Marissa Loving, who is majoring in mathematics and computer science, has been selected for a prestigious National Science Foundation research program.
Loving was among 70 math students chosen from more than 13,000 applicants for the NSF’s Graduate Research Fellowship.
The award, which includes a three-year stipend of $30,000 annually, plus $12,000 per year to help pay for the cost of education to a graduate school of the recipient’s choice, is open to graduating college seniors as well as first- and second-year PhD students.
Loving, a UH Presidential Scholar, this fall will attend the University of Illinois at Urbana-Champaign, where she has also been awarded the Graduate College Distinguished Fellowship. That award comes with full tuition and fee waiver as well as a $25,000 stipend for three years.

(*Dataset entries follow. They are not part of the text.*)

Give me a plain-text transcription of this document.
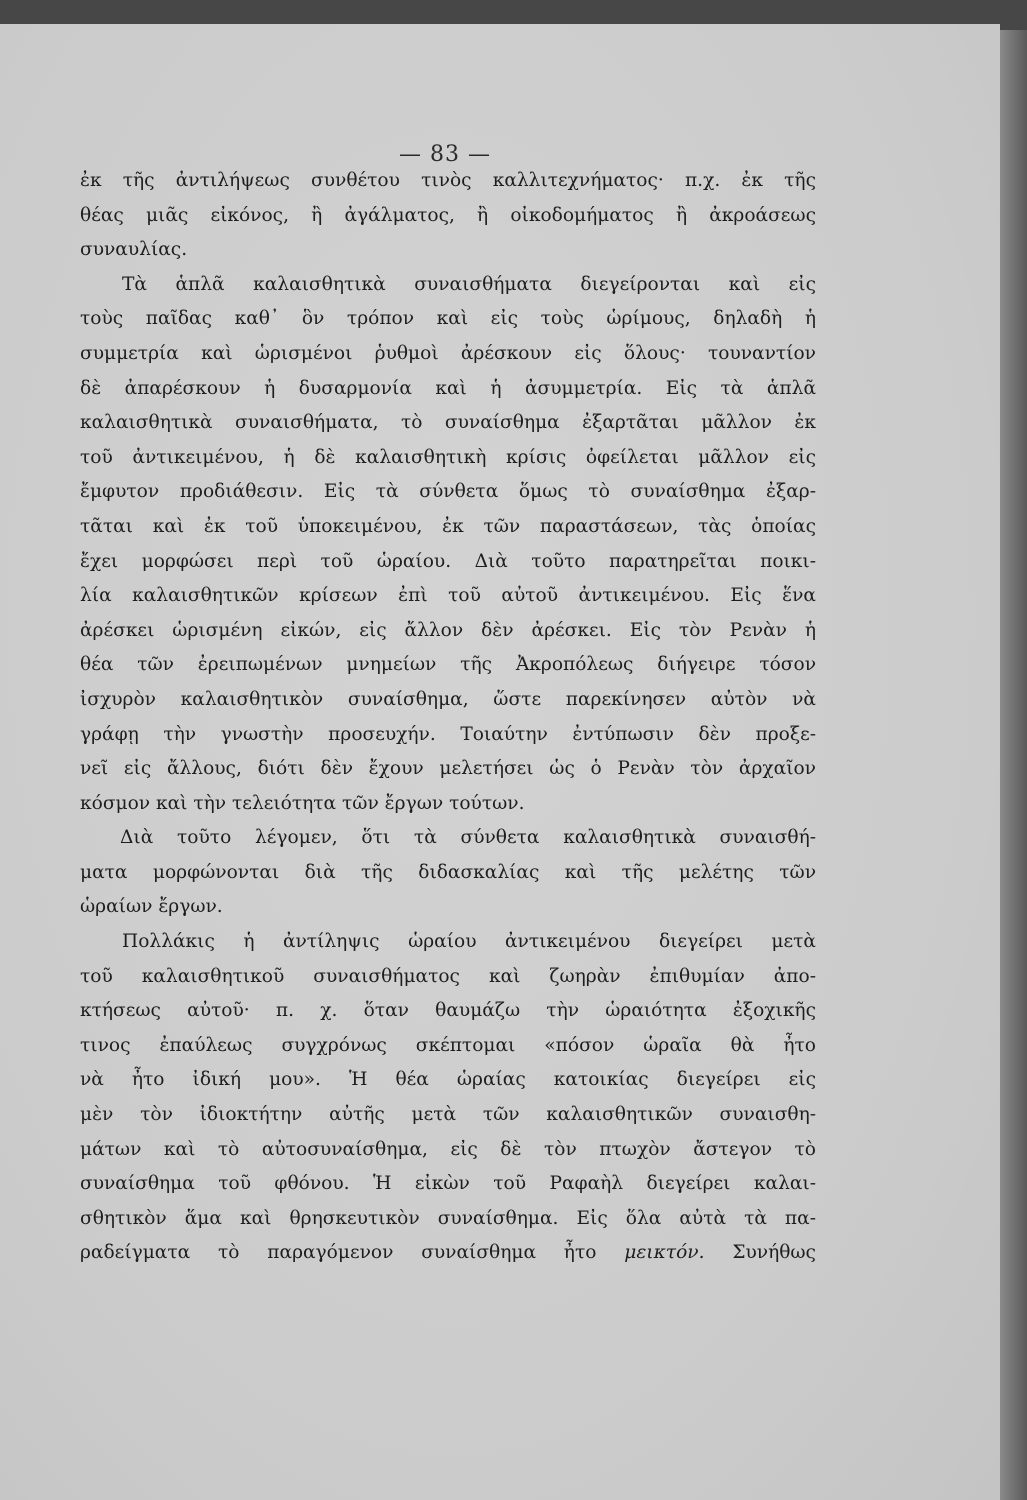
— 83 —
ἐκ τῆς ἀντιλήψεως συνθέτου τινὸς καλλιτεχνήματος· π.χ. ἐκ τῆς
θέας μιᾶς εἰκόνος, ἢ ἀγάλματος, ἢ οἰκοδομήματος ἢ ἀκροάσεως
συναυλίας.
Τὰ ἁπλᾶ καλαισθητικὰ συναισθήματα διεγείρονται καὶ εἰς
τοὺς παῖδας καθ᾽ ὃν τρόπον καὶ εἰς τοὺς ὡρίμους, δηλαδὴ ἡ
συμμετρία καὶ ὡρισμένοι ῥυθμοὶ ἀρέσκουν εἰς ὅλους· τουναντίον
δὲ ἀπαρέσκουν ἡ δυσαρμονία καὶ ἡ ἀσυμμετρία. Εἰς τὰ ἁπλᾶ
καλαισθητικὰ συναισθήματα, τὸ συναίσθημα ἐξαρτᾶται μᾶλλον ἐκ
τοῦ ἀντικειμένου, ἡ δὲ καλαισθητικὴ κρίσις ὀφείλεται μᾶλλον εἰς
ἔμφυτον προδιάθεσιν. Εἰς τὰ σύνθετα ὅμως τὸ συναίσθημα ἐξαρ-
τᾶται καὶ ἐκ τοῦ ὑποκειμένου, ἐκ τῶν παραστάσεων, τὰς ὁποίας
ἔχει μορφώσει περὶ τοῦ ὡραίου. Διὰ τοῦτο παρατηρεῖται ποικι-
λία καλαισθητικῶν κρίσεων ἐπὶ τοῦ αὐτοῦ ἀντικειμένου. Εἰς ἕνα
ἀρέσκει ὡρισμένη εἰκών, εἰς ἄλλον δὲν ἀρέσκει. Εἰς τὸν Ρενὰν ἡ
θέα τῶν ἐρειπωμένων μνημείων τῆς Ἀκροπόλεως διήγειρε τόσον
ἰσχυρὸν καλαισθητικὸν συναίσθημα, ὥστε παρεκίνησεν αὐτὸν νὰ
γράφῃ τὴν γνωστὴν προσευχήν. Τοιαύτην ἐντύπωσιν δὲν προξε-
νεῖ εἰς ἄλλους, διότι δὲν ἔχουν μελετήσει ὡς ὁ Ρενὰν τὸν ἀρχαῖον
κόσμον καὶ τὴν τελειότητα τῶν ἔργων τούτων.
Διὰ τοῦτο λέγομεν, ὅτι τὰ σύνθετα καλαισθητικὰ συναισθή-
ματα μορφώνονται διὰ τῆς διδασκαλίας καὶ τῆς μελέτης τῶν
ὡραίων ἔργων.
Πολλάκις ἡ ἀντίληψις ὡραίου ἀντικειμένου διεγείρει μετὰ
τοῦ καλαισθητικοῦ συναισθήματος καὶ ζωηρὰν ἐπιθυμίαν ἀπο-
κτήσεως αὐτοῦ· π. χ. ὅταν θαυμάζω τὴν ὡραιότητα ἐξοχικῆς
τινος ἐπαύλεως συγχρόνως σκέπτομαι «πόσον ὡραῖα θὰ ἦτο
νὰ ἦτο ἰδική μου». Ἡ θέα ὡραίας κατοικίας διεγείρει εἰς
μὲν τὸν ἰδιοκτήτην αὐτῆς μετὰ τῶν καλαισθητικῶν συναισθη-
μάτων καὶ τὸ αὐτοσυναίσθημα, εἰς δὲ τὸν πτωχὸν ἄστεγον τὸ
συναίσθημα τοῦ φθόνου. Ἡ εἰκὼν τοῦ Ραφαὴλ διεγείρει καλαι-
σθητικὸν ἅμα καὶ θρησκευτικὸν συναίσθημα. Εἰς ὅλα αὐτὰ τὰ πα-
ραδείγματα τὸ παραγόμενον συναίσθημα ἦτο μεικτόν. Συνήθως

The two fellowships, combined with other awards, bring the total Loving will receive for her doctoral studies to more than $500,000.
“The fellowships will allow me to focus on research, rather than on teaching, working or other commitments during my graduate studies,” Loving said. “It is with excitement that I look forward to what mathematics holds for me in the future.”
Loving, who was born in Honolulu and grew up in Honomu, has already had work accepted for publication.
A paper entitled “Non-Stable K-Theory for Leavitt Path Algebras,” which she co-authored, will appear in the peer-reviewed “Rocky Mountain Journal of Mathematics.”